Su Pengcheng, investigador del Instituto de Riesgos de Montaña y Medio Ambiente de la Academia China de Ciencias, atribuyó el deslizamiento de tierra que afectó al paso de Gyirong a los efectos a largo plazo del calentamiento global sobre la inestabilidad de los glaciares, informó Xinhua.

Las personas que quedaron aisladas por las inundaciones en Nepal necesitan urgentemente agua potable para prevenir la propagación de enfermedades, según Sudarshan Neupane, director de WaterAid Nepal, quien expresó a la CNN su preocupación por los daños en las tuberías y la posible contaminación de las fuentes de agua potable.

“La principal preocupación es que el agua contaminada pueda propagar enfermedades; por ello, la gente necesita agua limpia para beber y asearse lo antes posible, además de ayuda urgente para quienes aún permanecen aislados”, señaló Neupane.

En toda la región, sobrevivientes comienzan a regresar a comunidades reducidas a barro y ruinas, en busca de pertenencias, documentos y fragmentos de vidas borrados en cuestión de minutos.

“Vine a recuperar lo que pudiera”, dice a la agencia de noticias AFP. Y agrega: “Pero no se trata solo de eso.
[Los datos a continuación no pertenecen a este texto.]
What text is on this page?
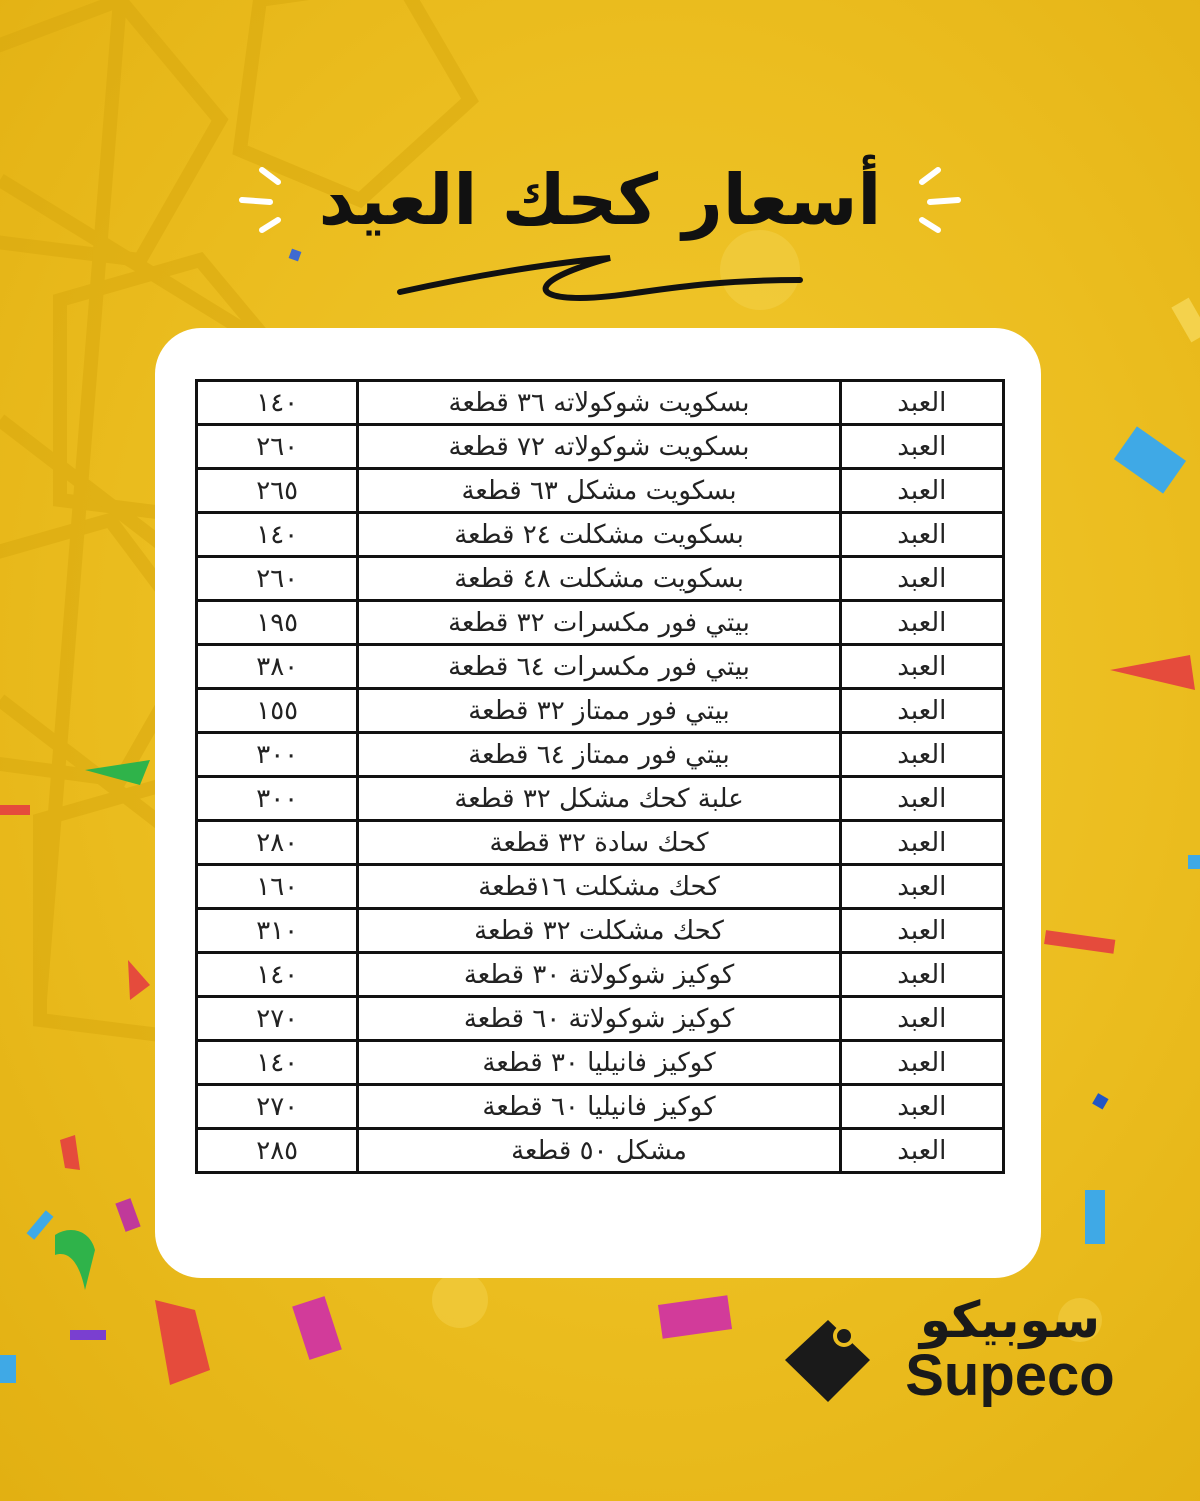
أسعار كحك العيد
العبد	بسكويت شوكولاته ٣٦ قطعة	١٤٠
العبد	بسكويت شوكولاته ٧٢ قطعة	٢٦٠
العبد	بسكويت مشكل ٦٣ قطعة	٢٦٥
العبد	بسكويت مشكلت ٢٤ قطعة	١٤٠
العبد	بسكويت مشكلت ٤٨ قطعة	٢٦٠
العبد	بيتي فور مكسرات ٣٢ قطعة	١٩٥
العبد	بيتي فور مكسرات ٦٤ قطعة	٣٨٠
العبد	بيتي فور ممتاز ٣٢ قطعة	١٥٥
العبد	بيتي فور ممتاز ٦٤ قطعة	٣٠٠
العبد	علبة كحك مشكل ٣٢ قطعة	٣٠٠
العبد	كحك سادة ٣٢ قطعة	٢٨٠
العبد	كحك مشكلت ١٦قطعة	١٦٠
العبد	كحك مشكلت ٣٢ قطعة	٣١٠
العبد	كوكيز شوكولاتة ٣٠ قطعة	١٤٠
العبد	كوكيز شوكولاتة ٦٠ قطعة	٢٧٠
العبد	كوكيز فانيليا ٣٠ قطعة	١٤٠
العبد	كوكيز فانيليا ٦٠ قطعة	٢٧٠
العبد	مشكل ٥٠ قطعة	٢٨٥
سوبيكو
Supeco
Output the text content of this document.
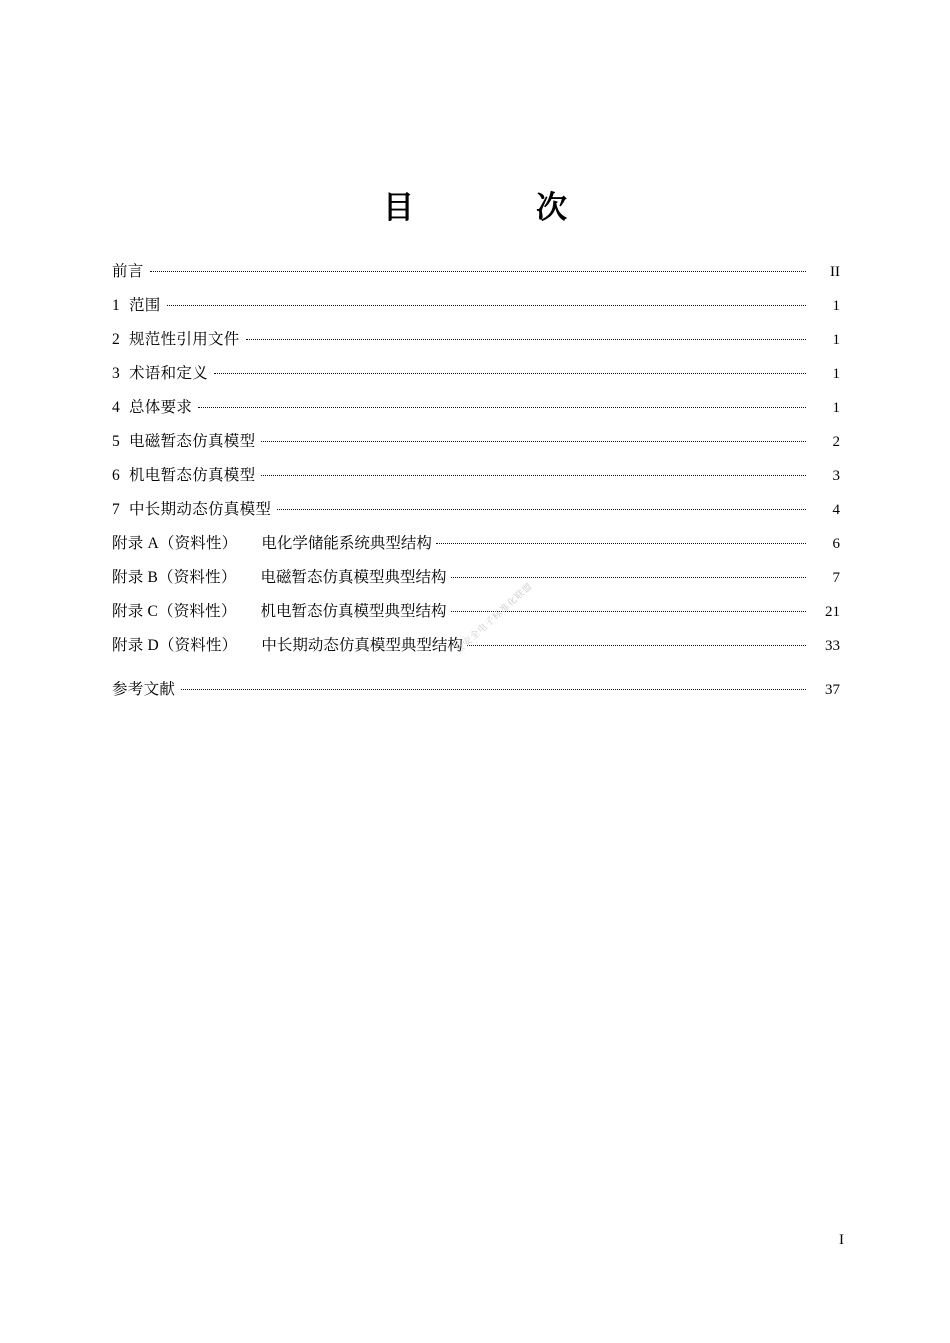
目　　次
前言	II
1 范围	1
2 规范性引用文件	1
3 术语和定义	1
4 总体要求	1
5 电磁暂态仿真模型	2
6 机电暂态仿真模型	3
7 中长期动态仿真模型	4
附录 A（资料性）	电化学储能系统典型结构	6
附录 B（资料性）	电磁暂态仿真模型典型结构	7
附录 C（资料性）	机电暂态仿真模型典型结构	21
附录 D（资料性）	中长期动态仿真模型典型结构	33
参考文献	37
公安全电子标准化联盟
I
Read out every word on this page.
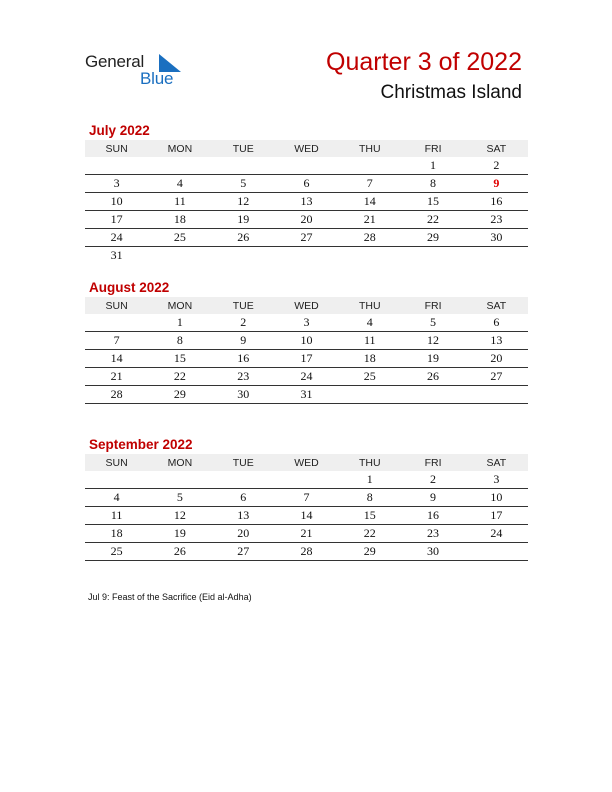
General
Blue
Quarter 3 of 2022
Christmas Island
July 2022
SUN	MON	TUE	WED	THU	FRI	SAT
					1	2
3	4	5	6	7	8	9
10	11	12	13	14	15	16
17	18	19	20	21	22	23
24	25	26	27	28	29	30
31						
August 2022
SUN	MON	TUE	WED	THU	FRI	SAT
	1	2	3	4	5	6
7	8	9	10	11	12	13
14	15	16	17	18	19	20
21	22	23	24	25	26	27
28	29	30	31			
September 2022
SUN	MON	TUE	WED	THU	FRI	SAT
				1	2	3
4	5	6	7	8	9	10
11	12	13	14	15	16	17
18	19	20	21	22	23	24
25	26	27	28	29	30	
Jul 9: Feast of the Sacrifice (Eid al-Adha)
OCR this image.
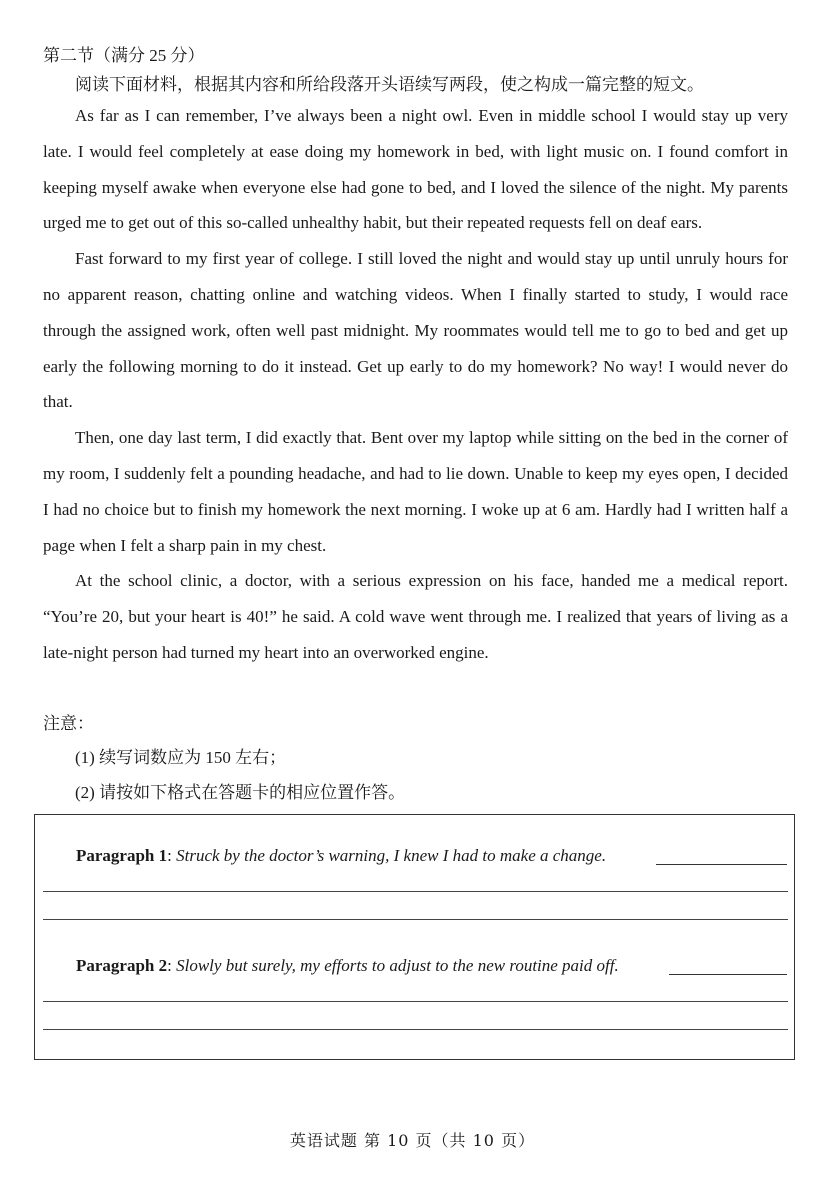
第二节（满分 25 分）
阅读下面材料，根据其内容和所给段落开头语续写两段，使之构成一篇完整的短文。

As far as I can remember, I’ve always been a night owl. Even in middle school I would stay up very late. I would feel completely at ease doing my homework in bed, with light music on. I found comfort in keeping myself awake when everyone else had gone to bed, and I loved the silence of the night. My parents urged me to get out of this so-called unhealthy habit, but their repeated requests fell on deaf ears.

Fast forward to my first year of college. I still loved the night and would stay up until unruly hours for no apparent reason, chatting online and watching videos. When I finally started to study, I would race through the assigned work, often well past midnight. My roommates would tell me to go to bed and get up early the following morning to do it instead. Get up early to do my homework? No way! I would never do that.

Then, one day last term, I did exactly that. Bent over my laptop while sitting on the bed in the corner of my room, I suddenly felt a pounding headache, and had to lie down. Unable to keep my eyes open, I decided I had no choice but to finish my homework the next morning. I woke up at 6 am. Hardly had I written half a page when I felt a sharp pain in my chest.

At the school clinic, a doctor, with a serious expression on his face, handed me a medical report. “You’re 20, but your heart is 40!” he said. A cold wave went through me. I realized that years of living as a late-night person had turned my heart into an overworked engine.

注意：
(1) 续写词数应为 150 左右；
(2) 请按如下格式在答题卡的相应位置作答。
Paragraph 1: Struck by the doctor’s warning, I knew I had to make a change.
Paragraph 2: Slowly but surely, my efforts to adjust to the new routine paid off.
英语试题 第 10 页（共 10 页）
Todos mis recuerdos están aquí”.

Como muchas otras en esta región aislada del Himalaya, la aldea fronteriza de Dhunge, donde vivían unas 150 familias, es hoy una extensión de lodo y destrucción, con un penetrante olor a putrefacción.

Según el Servicio Geológico de Estados Unidos, el deslave, similar a un tsunami, fue causado por el colapso de un glaciar, que envió aguas heladas corriente abajo, arrastrando rocas y dejando una estela de devastación de norte a sur.